The Fed looks at a broad panorama of indicators when making its decisions, but there is little doubt that the next two jobs reports are critical — with October’s readout due on Friday at 8.30am eastern standard time.
Janet Yellen, who chairs the Fed, has hung a central part of her case for higher rates on the improvements being seen in the US jobs market. A sudden setback now would once again call a move into question.
As Dennis Lockhart, the Atlanta Fed president, said on Thursday, even a small adjustment in forecasts or estimates for variables such as the neutral rate of interest could prompt a decision to keep rates on hold. A key question is just how strong the jobs figures need to be to keep the Fed on track for a rate rise.
So what number will the Fed be looking for?
Economists surveyed by Bloomberg think employers added about 180,000 workers in October, following increases of 142,000 in September and 136,000 in August. That would put the three-month average at just over 150,000 — a fair way below the average in the first half of the year, which was just over 210,000.
However, Fed policymakers have signalled that they do not need to see job gains above the 200,000 mark to feel confident that the labour market is on track with spare capacity diminishing. John Williams, the San Francisco Fed chief, said in a September speech that the US would need at most 100,000 new jobs a month for stable growth.
In practice, Fed policymakers would be troubled by a number that low.

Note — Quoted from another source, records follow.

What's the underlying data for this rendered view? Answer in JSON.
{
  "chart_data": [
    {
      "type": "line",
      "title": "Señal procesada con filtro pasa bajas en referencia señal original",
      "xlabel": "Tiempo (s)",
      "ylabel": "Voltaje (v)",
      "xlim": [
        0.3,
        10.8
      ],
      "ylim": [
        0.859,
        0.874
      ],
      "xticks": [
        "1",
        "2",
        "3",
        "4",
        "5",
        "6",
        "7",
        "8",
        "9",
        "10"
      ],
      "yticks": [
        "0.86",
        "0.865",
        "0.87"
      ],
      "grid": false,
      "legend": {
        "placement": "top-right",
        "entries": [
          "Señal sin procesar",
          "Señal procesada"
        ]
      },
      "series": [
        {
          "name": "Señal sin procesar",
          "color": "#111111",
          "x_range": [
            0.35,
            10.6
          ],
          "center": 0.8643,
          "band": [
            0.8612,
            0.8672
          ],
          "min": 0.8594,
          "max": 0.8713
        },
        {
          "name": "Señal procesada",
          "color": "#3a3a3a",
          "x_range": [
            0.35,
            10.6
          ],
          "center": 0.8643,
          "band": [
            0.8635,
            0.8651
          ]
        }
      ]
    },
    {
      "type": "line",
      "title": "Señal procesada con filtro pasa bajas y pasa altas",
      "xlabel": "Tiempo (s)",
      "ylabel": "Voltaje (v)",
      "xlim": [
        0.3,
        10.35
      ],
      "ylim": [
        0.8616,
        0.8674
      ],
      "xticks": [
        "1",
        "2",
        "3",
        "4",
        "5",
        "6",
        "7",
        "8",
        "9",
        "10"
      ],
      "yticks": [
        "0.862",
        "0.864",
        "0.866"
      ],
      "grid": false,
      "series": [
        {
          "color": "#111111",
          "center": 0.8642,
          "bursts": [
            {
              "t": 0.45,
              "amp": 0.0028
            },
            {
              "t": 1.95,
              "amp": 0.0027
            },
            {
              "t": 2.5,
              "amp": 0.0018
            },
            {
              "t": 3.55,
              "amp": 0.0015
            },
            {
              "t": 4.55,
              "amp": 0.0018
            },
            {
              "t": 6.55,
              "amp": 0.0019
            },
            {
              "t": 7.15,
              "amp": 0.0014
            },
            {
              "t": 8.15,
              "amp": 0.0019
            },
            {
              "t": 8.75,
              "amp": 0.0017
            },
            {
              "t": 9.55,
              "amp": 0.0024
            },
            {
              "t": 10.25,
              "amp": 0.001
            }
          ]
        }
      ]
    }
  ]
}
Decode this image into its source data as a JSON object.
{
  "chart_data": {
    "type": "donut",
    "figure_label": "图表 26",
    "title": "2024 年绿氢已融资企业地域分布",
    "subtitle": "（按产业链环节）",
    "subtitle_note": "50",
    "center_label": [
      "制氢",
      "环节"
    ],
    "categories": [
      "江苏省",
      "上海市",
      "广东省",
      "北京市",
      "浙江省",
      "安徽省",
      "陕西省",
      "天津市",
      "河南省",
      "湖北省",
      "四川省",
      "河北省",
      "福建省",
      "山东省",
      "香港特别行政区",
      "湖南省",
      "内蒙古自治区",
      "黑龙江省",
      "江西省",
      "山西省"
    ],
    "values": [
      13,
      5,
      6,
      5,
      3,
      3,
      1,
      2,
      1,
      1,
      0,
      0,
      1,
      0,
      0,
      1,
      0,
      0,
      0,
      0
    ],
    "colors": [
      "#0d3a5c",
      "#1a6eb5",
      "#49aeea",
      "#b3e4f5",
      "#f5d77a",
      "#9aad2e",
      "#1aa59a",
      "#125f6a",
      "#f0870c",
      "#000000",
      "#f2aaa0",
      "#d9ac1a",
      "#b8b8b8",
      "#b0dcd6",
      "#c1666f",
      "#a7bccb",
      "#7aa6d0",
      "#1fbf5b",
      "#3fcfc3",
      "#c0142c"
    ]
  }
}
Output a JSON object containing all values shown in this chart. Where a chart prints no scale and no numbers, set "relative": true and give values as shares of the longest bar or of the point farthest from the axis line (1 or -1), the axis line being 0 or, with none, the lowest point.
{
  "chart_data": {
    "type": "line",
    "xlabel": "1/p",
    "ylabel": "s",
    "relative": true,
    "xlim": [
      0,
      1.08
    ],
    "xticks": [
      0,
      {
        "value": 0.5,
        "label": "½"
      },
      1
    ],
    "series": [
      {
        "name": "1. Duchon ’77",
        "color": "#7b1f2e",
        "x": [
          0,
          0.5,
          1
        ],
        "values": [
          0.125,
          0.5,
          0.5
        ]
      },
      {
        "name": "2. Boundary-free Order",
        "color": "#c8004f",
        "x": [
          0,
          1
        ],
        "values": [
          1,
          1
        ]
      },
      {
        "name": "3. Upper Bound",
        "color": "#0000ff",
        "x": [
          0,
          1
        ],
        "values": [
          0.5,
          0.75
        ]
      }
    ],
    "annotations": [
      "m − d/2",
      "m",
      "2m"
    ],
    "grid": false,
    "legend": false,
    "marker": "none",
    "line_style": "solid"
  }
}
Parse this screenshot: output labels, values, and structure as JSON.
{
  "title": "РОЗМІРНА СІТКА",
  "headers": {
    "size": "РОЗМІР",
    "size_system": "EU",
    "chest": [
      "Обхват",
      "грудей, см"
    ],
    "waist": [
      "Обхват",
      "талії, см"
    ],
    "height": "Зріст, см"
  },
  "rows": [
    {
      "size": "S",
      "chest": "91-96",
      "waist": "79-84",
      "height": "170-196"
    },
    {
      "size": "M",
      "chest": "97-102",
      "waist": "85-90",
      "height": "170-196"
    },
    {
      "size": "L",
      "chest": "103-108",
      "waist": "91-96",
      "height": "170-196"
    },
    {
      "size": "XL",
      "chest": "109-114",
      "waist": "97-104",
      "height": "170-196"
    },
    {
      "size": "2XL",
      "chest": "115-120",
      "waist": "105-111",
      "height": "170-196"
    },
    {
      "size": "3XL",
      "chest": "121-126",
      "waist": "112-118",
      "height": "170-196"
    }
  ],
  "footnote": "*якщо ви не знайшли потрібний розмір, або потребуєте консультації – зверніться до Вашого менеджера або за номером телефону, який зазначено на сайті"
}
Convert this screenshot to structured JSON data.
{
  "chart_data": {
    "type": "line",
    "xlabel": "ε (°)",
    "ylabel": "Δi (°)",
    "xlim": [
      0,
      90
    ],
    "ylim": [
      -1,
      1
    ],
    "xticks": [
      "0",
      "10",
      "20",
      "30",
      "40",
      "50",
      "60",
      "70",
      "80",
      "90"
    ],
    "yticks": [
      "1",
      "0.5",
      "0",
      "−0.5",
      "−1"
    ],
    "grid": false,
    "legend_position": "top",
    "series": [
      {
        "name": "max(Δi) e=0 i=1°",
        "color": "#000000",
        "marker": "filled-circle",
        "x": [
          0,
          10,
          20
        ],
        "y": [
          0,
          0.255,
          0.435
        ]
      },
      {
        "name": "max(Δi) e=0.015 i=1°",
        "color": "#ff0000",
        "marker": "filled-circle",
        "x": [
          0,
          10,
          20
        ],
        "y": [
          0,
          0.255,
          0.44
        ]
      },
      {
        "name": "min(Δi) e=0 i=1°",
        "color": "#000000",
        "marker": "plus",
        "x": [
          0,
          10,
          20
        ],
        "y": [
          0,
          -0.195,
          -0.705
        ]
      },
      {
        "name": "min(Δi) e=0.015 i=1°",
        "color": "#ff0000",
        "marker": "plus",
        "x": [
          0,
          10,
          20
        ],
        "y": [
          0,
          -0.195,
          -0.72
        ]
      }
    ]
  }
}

Many will be looking for a figure above 150,000.
What about the unemployment rate?
4.9%
Unemployment rate Fed sees as a longer-run normal level
Forecasters are looking for a 5 per cent jobless rate, according to the Bloomberg survey. A historical look shows that in previous cycles the Fed started hiking well before unemployment reached this low a level. However, a litany of factors, including the hangover from the Great Recession, have thus far stayed the Fed’s hand.
Ms Yellen said in a speech in September that other indicators suggested that the unemployment rate currently understated how much slack remained in the labour market, given low labour force participation and the large number of people working part-time who want full-time work. Still, she added that the economy was probably “no longer far away from full employment”.
The unemployment rate, which peaked at 10 per cent in 2009, is now 5.1 per cent, which is only slightly above the 4.9 per cent level that Fed policymakers see as the longer-run normal level.
How are wages doing?
2.4%
Economists’ target for average hourly earnings growth
While there have been plenty of anecdotal reports of accelerating wages — for instance, Walmart said last month that pay increases would eat into its profits next year — the national data have been relatively muted.
Economists are looking for growth in average hourly earnings of about 2.4 per cent on the year, compared with 2.2 per cent in the previous jobs report. That said, the Fed has not set an acceleration in wages as a precondition for interest rate increases.
What other indicators are relevant?
Economists will be looking at alternative unemployment readings that offer a broader measure of underutilisation of labour. For example, the so-called U-5 unemployment rate includes both the unemployed and the marginally attached, who want a job and are available for a job but not looking for work currently.
This was 6.2 per cent in September, down from 7.3 per cent at the same time last year. The U-6 measure includes people who are part-time but would like a full-time post. This is at 10 per cent, which is still somewhat higher than the 9.5 per cent rate prevailing when the Fed last kicked off a rate-hiking cycle in 2004.
This week, Mr Lockhart mentioned another measure of labour force utilisation developed by his staff, called the ZPOP ratio. This estimates the share of the population working the hours they wish. By this measure, 8 per cent of the working-age population is underutilised — well below the cyclical peak of 15 per cent in early 2010, but just above the cyclical trough of 7 per cent back in 2006.